The autoscaling metric (CPU utilization) is not appropriate for a GPU-bound workload; the endpoint does not scale based on GPU utilization.. Option B is correct because Vertex AI scales based on CPU utilization by default, but GPU-bound workloads may have low CPU utilization, causing autoscaling not trigger. Thus, during high load, the single replica is overwhelmed, causing high latency. Option A (inefficient data loading) could contribute but is not the primary cause. Option C (GPU too small) would cause consistently high latency. Option D (GPU not configured) would cause continuous errors, not variable latency.

Answer

The model is not fully utilizing GPUs due to inefficient data loading from CPU.

Answer

The container is not configured to use the GPU correctly.

Answer

The GPU machine type is too small for the model.

Question 14

Your team has implemented a CI/CD pipeline using Cloud Composer (Apache Airflow) to retrain a model every day. The pipeline reads new data from BigQuery, trains a model using Vertex AI Training, evaluates it, and if the accuracy improves, deploys it to a Vertex AI Endpoint. For the past week, the pipeline has been running successfully but no new model has been deployed because the evaluation accuracy never exceeds the previous model's accuracy. The training data volume has been consistent. You suspect that the model is not learning from the new data. What should you do?

Accepted Answer

Examine the training data for any data quality issues such as missing values or label leakage.

Answer

Deploy the new model anyway and run an A/B test in production to see if it performs better online.

Answer

Increase the training budget or number of training steps to allow the model to converge better.

Answer

Change the evaluation metric to a different one that may show improvement, such as F1 score instead of accuracy.

Question 15

An e-commerce company uses Vertex AI to serve a real-time personalization model. The model is updated daily via a retraining pipeline that uploads a new version to the same endpoint. Recently, after a model update, the online prediction responses have been returning anomalous results (e.g., recommending irrelevant products).

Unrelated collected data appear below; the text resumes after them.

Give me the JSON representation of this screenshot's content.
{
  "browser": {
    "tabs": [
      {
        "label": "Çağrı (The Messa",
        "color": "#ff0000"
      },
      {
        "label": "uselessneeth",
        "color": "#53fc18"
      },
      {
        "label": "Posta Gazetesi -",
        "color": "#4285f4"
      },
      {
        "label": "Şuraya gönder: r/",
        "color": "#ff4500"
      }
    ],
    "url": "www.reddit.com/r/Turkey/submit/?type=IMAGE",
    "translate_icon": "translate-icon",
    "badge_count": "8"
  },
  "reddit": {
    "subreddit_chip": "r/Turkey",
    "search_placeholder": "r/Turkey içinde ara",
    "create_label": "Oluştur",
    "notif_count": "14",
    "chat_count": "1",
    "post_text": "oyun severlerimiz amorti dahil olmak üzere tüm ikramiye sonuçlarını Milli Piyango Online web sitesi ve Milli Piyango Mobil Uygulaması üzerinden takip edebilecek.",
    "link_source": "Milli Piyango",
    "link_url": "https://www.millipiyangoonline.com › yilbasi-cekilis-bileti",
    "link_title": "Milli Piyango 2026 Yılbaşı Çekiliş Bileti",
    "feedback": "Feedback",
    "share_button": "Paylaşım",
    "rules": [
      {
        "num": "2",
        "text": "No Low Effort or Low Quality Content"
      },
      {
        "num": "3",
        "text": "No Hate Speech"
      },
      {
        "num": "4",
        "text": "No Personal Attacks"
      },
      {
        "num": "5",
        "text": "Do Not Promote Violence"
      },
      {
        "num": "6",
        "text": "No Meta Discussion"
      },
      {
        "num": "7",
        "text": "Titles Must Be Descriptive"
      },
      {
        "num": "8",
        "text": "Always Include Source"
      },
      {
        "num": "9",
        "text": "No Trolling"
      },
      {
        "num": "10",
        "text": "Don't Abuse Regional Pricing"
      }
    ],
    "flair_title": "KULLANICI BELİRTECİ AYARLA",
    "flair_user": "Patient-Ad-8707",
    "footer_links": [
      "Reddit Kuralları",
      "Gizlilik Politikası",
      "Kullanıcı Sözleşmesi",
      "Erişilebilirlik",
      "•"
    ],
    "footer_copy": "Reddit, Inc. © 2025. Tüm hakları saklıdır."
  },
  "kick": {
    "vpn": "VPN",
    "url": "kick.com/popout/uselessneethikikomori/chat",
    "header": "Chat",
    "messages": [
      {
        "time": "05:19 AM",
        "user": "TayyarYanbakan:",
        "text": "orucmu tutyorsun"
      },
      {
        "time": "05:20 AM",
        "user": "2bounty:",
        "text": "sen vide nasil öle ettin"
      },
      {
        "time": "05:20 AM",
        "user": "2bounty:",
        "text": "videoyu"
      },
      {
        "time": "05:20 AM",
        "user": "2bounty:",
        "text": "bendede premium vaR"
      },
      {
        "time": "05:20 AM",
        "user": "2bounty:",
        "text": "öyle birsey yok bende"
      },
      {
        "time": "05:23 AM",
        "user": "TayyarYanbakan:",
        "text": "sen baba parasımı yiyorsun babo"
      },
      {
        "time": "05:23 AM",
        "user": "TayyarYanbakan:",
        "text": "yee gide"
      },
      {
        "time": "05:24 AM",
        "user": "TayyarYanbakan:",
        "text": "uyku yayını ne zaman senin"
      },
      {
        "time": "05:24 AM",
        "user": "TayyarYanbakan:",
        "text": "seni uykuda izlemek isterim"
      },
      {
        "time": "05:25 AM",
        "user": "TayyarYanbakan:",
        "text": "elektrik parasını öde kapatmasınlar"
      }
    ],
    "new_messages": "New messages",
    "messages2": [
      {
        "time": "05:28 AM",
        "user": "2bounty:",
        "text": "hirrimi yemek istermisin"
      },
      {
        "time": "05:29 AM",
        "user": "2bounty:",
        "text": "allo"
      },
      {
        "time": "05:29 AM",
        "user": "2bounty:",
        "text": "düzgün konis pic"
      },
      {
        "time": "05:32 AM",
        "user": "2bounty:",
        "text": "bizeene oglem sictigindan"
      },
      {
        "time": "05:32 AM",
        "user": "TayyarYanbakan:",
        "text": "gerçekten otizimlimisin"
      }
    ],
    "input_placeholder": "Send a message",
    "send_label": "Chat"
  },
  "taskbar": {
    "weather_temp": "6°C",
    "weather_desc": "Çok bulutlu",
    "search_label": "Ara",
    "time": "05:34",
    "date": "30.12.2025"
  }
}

The previous version performed well. The team suspects that the new model is undercooked or has a bug. They have already checked the training code and the pipeline logs, which show no errors. The pipeline deploys the new model version to the endpoint by updating the traffic split to route 100% of traffic to the new version. Which course of action should the team take to quickly mitigate the issue while diagnosing the root cause? A) Roll back the endpoint to the previous model version by setting traffic split to 0% for the new version. B) Delete the current endpoint and recreate it with the previous model version. C) Tweak the training hyperparameters and retrain immediately. D) Increase the number of replicas on the endpoint to handle load.

Accepted Answer

Roll back the endpoint to the previous model version by setting traffic split to 0% for the new version.. Option A is correct because rolling back traffic to the previous known-good version immediately restores correct predictions, while the team investigates the new model. Option B (deleting endpoint) is excessive and causes downtime. Option C (retrain) takes time and may not fix the bug. Option D (more replicas) does not address the incorrect model output.

Answer

Tweak the training hyperparameters and retrain immediately.

Answer

Increase the number of replicas on the endpoint to handle load.

Answer

Delete the current endpoint and recreate it with the previous model version.